Nektar has an exciting opportunity for a Sr. Biostatistician to join their team.

Provides statistical input into Phase I - IV clinical trial development. Designs and analyzes clinical trials. Performs simulations using statistical models and advance methods for study design evaluations. Maintains the statistical and analytical integrity of clinical trials analyzed. Participates in writing statistical sections of protocols, preparing statistical analysis plans, preparing data deliverables for clinical study reports, and interpreting statistical results for clinical study reports.

Responsibilities:

Works on complex problems in which analysis of situations or data requires in in-depth evaluation of various factors. Exercises judgment within broadly defined practices and policies in selecting methods, techniques and evaluation criteria for obtaining results. Acts as the lead statistician on clinical research projects and help with SAS programming. Provides statistical expertise for study design of clinical trial protocols. Writes statistical methods section of the study protocol.

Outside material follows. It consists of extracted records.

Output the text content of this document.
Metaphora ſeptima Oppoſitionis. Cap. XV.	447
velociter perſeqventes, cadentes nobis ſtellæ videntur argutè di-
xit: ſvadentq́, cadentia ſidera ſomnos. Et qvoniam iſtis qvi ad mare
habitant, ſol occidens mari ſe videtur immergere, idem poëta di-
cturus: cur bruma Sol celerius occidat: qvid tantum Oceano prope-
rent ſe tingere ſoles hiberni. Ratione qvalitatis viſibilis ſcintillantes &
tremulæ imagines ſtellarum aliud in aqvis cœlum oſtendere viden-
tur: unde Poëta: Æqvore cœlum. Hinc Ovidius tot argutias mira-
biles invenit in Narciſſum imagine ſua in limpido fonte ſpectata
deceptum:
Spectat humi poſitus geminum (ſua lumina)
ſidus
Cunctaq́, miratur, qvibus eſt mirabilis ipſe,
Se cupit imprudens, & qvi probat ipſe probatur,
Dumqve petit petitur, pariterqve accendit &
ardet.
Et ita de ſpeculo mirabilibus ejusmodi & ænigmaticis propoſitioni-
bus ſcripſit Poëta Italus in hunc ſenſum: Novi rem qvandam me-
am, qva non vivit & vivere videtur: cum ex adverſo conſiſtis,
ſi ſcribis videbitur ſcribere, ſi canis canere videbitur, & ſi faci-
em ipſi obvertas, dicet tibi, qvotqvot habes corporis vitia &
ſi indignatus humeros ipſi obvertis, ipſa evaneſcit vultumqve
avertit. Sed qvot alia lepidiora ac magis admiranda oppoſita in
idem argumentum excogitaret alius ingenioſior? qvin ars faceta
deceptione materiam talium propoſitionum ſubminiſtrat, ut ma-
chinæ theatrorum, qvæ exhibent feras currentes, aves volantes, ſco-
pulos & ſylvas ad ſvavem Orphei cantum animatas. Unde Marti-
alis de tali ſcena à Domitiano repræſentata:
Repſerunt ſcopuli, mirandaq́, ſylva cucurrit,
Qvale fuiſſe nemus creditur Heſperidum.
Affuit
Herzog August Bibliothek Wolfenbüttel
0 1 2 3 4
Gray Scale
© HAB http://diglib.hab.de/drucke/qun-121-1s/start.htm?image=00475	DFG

Develops statistical analysis plans ensuring appropriate regulatory requirements and study objectives defined in the study protocol are followed. Performs all analyses defined in the statistical analysis plan as well as any post-hoc analyses and relevant exploratory analyses of clinical trial data. Performs validation of statistical results. Provides input to key sections of clinical study reports and various regulatory documents.

Requirements:

A PhD degree in a statistics discipline is required. Excellent analytical skills with the ability to process scientific and medical data is required. Must be able to work independently and in teams. Must have a thorough knowledge of SAS or R software. Must have demonstrated problem solving abilities. Strong organizational skills are required. Strong written and verbal communication skills are required. Must have demonstrated good interpersonal skills. Familiarity with clinical trial design and analysis activities and basic knowledge of regulatory guidelines (FDA/CFR, ICH/GCP).

We are an Equal Opportunity Employer and do not discriminate against applicants due to race, ethnicity, gender, veteran status, or on the basis of disability or any other federal, state or local protected class. Nektar Therapeutics will consider for employment qualified applicants with criminal histories in the manner proscribed by the San Francisco Fair Chance Ordinance.